Forward model: torch.Size([128, 128]) -> torch.Size([8, 9472])
Data SNR estimate: 152.2 dB
Iterative Reconstruction
# Combine all operators: A = density_comp @ nufft @ coil_sens
A = (density_op ** (1 / 2)) @ nufft_op @ coil_op
# Normalize for numerical purposes
_, eigenval = power_method(A.N, torch.ones_like(x_true), tqdm_kwargs=dict(leave=False))
A = ((1 / (1.01 * eigenval)) ** 0.5) * A
# Apply density compensation to y
y = (density_op ** (1 / 2))(kspace_noisy)
# Compute RHS: A^H y
rhs = A.H(y)
rhs = rhs / torch.linalg.vector_norm(rhs)
plt.figure(figsize=(4, 4))
plt.imshow(torch.abs(rhs).cpu())
plt.title("adjoint reconstruction")
plt.show()
# Solve A^H A x = A^H y using conjugate gradients
# Note: A_normal is a NamedLinop which is callable, so we can pass it directly
x_recon = conjugate_gradients(
A=A.N, y=rhs, max_num_iters=50, gtol=1e-4, tqdm_kwargs=dict(leave=False)
)
# Rescale recon to scale of x_true
if x_recon is not None:
x_recon = x_recon * torch.max(x_true.abs()) / torch.max(x_recon.abs())
else:
print(f"Reconstruction diverged.")
sys.exit()
print(f"Reconstruction shape: {x_recon.shape}")

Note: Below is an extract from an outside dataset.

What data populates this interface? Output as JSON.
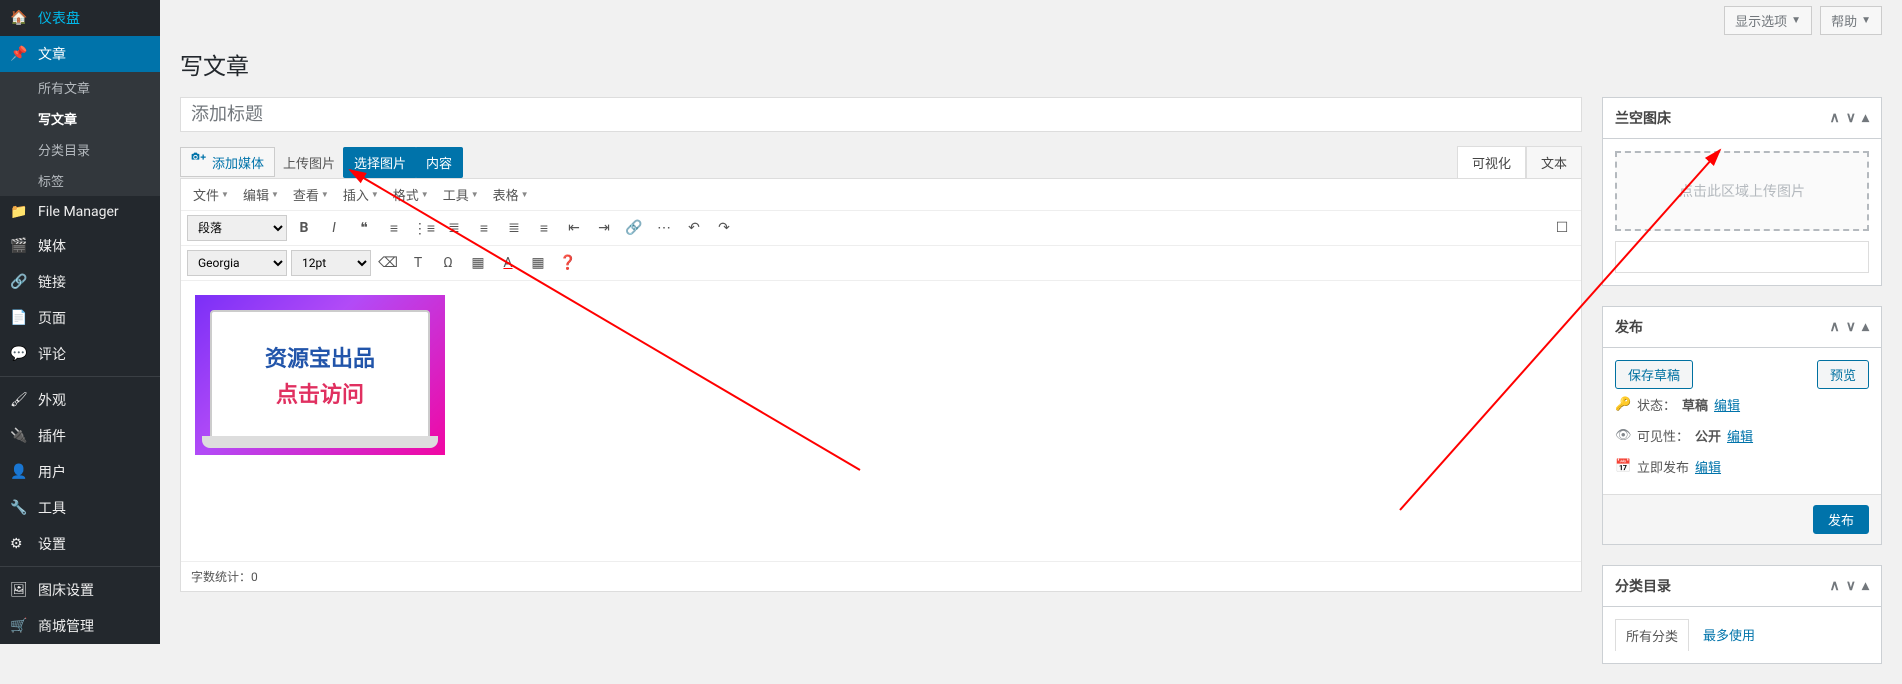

print(f"Ground truth shape: {x_true.shape}")
# Compute reconstruction error
recon_error = torch.norm(x_recon - x_true) / torch.norm(x_true)
print(f"Relative reconstruction error: {recon_error:.4f}")
# Visualize Reconstruction
plt.figure(figsize=(15, 5))
# Ground Truth
plt.subplot(1, 3, 1)
plt.imshow(torch.abs(x_true), cmap="gray", vmin=0, vmax=1)
plt.title("Ground Truth")
plt.axis("off")
# Reconstruction
plt.subplot(1, 3, 2)
plt.imshow(torch.abs(x_recon), cmap="gray", vmin=0, vmax=1)
plt.title(f"Reconstruction\n(Error: {recon_error:.4f})")
plt.axis("off")
# Error Map
plt.subplot(1, 3, 3)
error_map = torch.abs(x_true - x_recon)
plt.imshow(error_map, cmap="inferno")
plt.title("Error Map (|x_true - x_recon|)")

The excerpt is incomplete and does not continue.